En finir avec la douleur
Mis à jour le 14 octobre 2022
David Servan-Schreiber – Psychologies Magazine – Mars 2003
Anne était en train d’accoucher et la douleur était insupportable. L’anesthésiste l’a regardée, excédé : « Mais enfin, madame, vous avez une péridurale en place ; vous ne pouvez pas avoir mal ! » Pour ce médecin, ce que disait Anne était moins important que ce qu’il pouvait mesurer objectivement. On se demande ce qu’il penserait de ce raisonnement si c’était lui qui était sur la table de travail…
Je me souviens avoir été appelé au chevet d’un malade qui avait un cancer terminal très avancé. Il lui restait quelques mois à vivre. On me demandait de le voir parce qu’il avait dit qu’il pensait sauter par la fenêtre pour en finir plus vite. Automatiquement, on l’avait qualifié de «déprimé». Quand je suis arrivé dans sa chambre, la première chose qu’il m’a dite était qu’il ne dormait plus parce qu’il souffrait toute la nuit. Les doses de morphine qu’il recevait depuis plusieurs semaines ne suffisaient plus à contrôler la douleur. Il avait tellement peur que celle-ci empire qu’il ne voyait d’autre solution que le suicide. A ma grande surprise, j’ai eu du mal à convaincre les internes du service d’augmenter la dose de morphine. « Mais monsieur, me dirent-ils un peu effrayés, avec de telles doses, il risque de mourir ! » Valait-il donc mieux prolonger sa souffrance pour le garder en vie quelques semaines de plus, quitte à ce qu’il choisisse de se suicider ? Une fois l’alternative présentée au patient et à sa famille, personne n’a hésité. Il a choisi de vivre ses dernières semaines, mais aussi sa mort, dans l’apaisement. Plus jamais alors, il n’a été question de suicide.
Aujourd’hui, la moitié des gens qui décèdent à l’hôpital (la grande majorité d’entre nous) meurent dans une douleur «modérée à sévère», a constaté une grande étude américaine (AMA-Council on Scientific Affairs, “Good Care of the Dying Patient”, “JAMA”, 1996). Comment est-ce possible, alors que nous possédons les moyens thérapeutiques pour calmer cette douleur ? Tout simplement parce que les médecins sont encore souvent mal à l’aise avec les médicaments antalgiques. Ils ont peur de faire du patient un toxicomane – ce qui arrive dans moins de 1 % des cas – et redoutent aussi parfois de précipiter la mort chez un patient déjà mourant. Enfin, ils croient beaucoup plus aux signes « objectifs » (la température, etc.) qu’à des symptômes subjectifs comme la douleur.
La solution ? Faire confiance aux patients et se laisser guider par eux. A l’hôpital, ils doivent avoir accès aux doses d’antalgiques qui leur semblent nécessaires.
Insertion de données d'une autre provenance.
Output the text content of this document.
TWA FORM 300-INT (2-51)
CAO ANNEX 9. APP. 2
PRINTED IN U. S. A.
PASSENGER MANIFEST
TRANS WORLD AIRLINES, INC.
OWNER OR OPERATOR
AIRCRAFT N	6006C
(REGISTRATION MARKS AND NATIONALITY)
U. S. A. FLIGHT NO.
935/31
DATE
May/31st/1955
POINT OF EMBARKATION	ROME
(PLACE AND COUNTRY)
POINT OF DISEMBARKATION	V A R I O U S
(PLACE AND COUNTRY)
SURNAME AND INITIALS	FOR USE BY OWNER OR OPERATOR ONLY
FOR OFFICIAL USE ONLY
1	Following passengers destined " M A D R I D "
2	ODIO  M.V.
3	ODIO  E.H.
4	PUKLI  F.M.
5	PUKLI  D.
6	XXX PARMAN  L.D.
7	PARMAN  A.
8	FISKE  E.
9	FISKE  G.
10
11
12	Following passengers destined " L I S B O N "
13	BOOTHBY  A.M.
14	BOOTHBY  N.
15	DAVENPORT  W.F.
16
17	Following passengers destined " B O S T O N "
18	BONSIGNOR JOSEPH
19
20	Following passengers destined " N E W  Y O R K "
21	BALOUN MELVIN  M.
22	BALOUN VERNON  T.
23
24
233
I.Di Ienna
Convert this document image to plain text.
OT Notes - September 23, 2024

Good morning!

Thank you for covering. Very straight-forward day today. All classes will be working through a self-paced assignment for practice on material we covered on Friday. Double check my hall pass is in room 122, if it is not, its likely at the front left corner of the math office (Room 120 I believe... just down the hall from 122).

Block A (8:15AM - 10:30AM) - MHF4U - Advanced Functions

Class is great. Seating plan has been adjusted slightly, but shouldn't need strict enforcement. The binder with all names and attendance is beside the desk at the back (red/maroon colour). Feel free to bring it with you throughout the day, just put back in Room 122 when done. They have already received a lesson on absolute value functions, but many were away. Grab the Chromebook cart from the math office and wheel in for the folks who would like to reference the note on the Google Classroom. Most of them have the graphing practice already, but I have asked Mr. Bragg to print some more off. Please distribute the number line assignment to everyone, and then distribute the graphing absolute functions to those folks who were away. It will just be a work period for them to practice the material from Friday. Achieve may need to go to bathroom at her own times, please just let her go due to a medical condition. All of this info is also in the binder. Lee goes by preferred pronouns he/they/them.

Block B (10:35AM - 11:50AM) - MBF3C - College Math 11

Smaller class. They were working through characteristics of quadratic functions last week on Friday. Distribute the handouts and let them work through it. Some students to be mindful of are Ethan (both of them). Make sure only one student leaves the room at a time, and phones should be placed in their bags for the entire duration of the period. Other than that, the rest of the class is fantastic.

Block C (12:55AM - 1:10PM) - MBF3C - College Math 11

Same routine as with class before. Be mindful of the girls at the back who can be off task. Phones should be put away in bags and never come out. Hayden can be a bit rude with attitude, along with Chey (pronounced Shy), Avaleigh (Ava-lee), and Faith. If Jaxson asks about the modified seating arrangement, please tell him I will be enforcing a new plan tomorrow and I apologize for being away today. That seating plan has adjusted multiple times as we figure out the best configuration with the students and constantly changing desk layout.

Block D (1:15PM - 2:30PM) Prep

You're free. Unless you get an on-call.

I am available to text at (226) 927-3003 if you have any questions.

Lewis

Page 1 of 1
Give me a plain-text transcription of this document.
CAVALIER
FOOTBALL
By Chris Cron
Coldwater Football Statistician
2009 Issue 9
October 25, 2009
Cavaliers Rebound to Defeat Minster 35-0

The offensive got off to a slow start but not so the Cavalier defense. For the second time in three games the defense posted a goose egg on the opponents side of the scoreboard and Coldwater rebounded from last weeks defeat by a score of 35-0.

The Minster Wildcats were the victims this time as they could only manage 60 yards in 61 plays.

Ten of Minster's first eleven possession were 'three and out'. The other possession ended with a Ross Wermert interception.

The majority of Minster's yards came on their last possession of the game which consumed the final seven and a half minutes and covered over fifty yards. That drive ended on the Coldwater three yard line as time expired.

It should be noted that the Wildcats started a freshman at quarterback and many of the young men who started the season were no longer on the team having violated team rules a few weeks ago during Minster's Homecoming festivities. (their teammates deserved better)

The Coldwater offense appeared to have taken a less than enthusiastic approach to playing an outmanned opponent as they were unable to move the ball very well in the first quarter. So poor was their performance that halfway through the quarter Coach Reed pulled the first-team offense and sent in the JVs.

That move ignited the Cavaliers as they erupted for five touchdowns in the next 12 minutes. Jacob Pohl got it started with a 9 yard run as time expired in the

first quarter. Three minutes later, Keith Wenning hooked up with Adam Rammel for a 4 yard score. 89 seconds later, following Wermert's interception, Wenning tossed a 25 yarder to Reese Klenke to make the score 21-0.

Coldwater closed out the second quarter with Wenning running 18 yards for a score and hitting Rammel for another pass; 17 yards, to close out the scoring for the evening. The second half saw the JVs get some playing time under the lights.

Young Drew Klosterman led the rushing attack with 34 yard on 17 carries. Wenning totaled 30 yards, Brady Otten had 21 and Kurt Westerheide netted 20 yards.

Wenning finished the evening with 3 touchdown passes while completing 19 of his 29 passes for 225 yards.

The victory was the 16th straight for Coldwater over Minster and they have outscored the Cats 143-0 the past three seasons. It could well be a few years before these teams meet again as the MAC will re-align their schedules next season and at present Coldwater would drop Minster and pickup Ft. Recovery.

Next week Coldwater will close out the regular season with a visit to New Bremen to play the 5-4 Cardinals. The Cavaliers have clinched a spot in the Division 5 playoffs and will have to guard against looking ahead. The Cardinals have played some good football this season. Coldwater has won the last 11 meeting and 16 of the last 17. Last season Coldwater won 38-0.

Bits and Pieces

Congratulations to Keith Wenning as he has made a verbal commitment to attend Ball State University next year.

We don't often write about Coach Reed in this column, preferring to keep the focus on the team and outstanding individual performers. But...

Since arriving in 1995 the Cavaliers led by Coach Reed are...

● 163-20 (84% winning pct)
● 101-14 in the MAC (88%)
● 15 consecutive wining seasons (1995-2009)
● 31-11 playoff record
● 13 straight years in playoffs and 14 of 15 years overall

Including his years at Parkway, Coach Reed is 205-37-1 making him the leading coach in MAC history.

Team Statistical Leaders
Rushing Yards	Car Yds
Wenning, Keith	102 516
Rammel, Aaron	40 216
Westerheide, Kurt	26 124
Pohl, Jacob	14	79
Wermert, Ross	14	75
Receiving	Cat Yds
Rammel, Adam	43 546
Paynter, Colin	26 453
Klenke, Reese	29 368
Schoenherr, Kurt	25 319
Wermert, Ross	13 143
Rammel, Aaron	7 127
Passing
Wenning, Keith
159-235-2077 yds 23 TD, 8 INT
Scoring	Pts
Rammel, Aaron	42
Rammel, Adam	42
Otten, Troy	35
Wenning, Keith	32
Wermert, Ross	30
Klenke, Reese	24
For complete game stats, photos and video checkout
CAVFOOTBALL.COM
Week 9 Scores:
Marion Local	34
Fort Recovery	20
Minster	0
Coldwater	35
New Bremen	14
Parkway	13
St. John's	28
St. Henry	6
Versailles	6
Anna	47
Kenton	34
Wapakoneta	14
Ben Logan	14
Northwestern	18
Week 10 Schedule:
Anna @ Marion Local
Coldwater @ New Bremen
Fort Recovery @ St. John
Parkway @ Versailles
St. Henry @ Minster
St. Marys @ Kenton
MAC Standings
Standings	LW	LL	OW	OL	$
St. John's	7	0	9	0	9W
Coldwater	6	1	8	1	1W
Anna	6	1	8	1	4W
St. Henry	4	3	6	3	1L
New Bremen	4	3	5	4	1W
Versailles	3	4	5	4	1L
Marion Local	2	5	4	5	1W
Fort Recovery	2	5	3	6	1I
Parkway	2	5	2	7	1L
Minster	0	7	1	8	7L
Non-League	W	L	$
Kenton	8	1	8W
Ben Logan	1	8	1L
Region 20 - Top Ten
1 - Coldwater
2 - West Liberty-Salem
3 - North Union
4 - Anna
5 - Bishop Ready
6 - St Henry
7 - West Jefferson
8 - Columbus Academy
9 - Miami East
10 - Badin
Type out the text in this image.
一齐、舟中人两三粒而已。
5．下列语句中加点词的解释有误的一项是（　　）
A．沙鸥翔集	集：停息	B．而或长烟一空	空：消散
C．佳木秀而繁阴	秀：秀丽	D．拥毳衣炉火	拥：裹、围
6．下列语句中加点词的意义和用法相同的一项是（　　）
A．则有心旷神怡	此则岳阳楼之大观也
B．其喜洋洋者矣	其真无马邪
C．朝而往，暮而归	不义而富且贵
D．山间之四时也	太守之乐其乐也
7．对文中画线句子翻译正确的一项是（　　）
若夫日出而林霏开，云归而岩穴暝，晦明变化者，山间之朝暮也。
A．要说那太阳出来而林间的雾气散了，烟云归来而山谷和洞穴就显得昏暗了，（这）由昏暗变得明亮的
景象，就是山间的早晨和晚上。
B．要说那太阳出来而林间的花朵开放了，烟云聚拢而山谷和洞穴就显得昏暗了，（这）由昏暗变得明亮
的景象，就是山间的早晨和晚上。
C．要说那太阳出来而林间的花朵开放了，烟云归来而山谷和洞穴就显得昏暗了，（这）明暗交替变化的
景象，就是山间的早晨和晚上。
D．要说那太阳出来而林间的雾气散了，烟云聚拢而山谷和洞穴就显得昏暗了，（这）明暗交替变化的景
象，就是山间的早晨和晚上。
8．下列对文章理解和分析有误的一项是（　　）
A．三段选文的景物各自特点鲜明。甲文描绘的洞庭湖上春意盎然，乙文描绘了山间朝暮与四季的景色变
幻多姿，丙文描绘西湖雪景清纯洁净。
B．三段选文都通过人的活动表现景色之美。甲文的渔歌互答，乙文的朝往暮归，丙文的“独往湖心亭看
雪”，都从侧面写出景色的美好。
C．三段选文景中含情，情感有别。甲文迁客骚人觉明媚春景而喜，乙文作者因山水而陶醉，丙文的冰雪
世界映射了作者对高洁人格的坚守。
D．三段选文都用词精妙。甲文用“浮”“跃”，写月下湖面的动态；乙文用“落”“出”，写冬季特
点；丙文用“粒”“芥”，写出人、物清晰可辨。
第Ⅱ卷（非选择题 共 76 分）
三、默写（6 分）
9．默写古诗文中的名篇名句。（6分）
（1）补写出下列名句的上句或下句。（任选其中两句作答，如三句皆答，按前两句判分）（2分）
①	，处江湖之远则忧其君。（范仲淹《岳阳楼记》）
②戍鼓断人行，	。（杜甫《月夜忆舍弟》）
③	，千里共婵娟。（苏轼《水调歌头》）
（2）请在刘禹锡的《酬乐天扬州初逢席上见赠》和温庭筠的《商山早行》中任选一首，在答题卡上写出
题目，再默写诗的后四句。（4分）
Les études montrent que lorsque les patients ont le contrôle de leurs médicaments antidouleur, ils n’en utilisent pas plus que lorsqu’ils doivent les demander à leur médecin. Et ils sont nettement plus satisfaits ! (J. Ballantyne et al., “Postoperative Patient-Controlled Analgesia”, “Journal of Clinical Anesthesia”, 1993). C’est vrai, il existe un risque – très faible – de faire découvrir les plaisirs artificiels de la drogue à des patients qui pourraient en avoir à nouveau envie une fois leur traitement terminé. Mais pour ma part, j’ai toujours préféré prendre ce risque-là plutôt que celui – insoutenable – de laisser souffrir quelqu’un qui me fait confiance pour que je le soigne.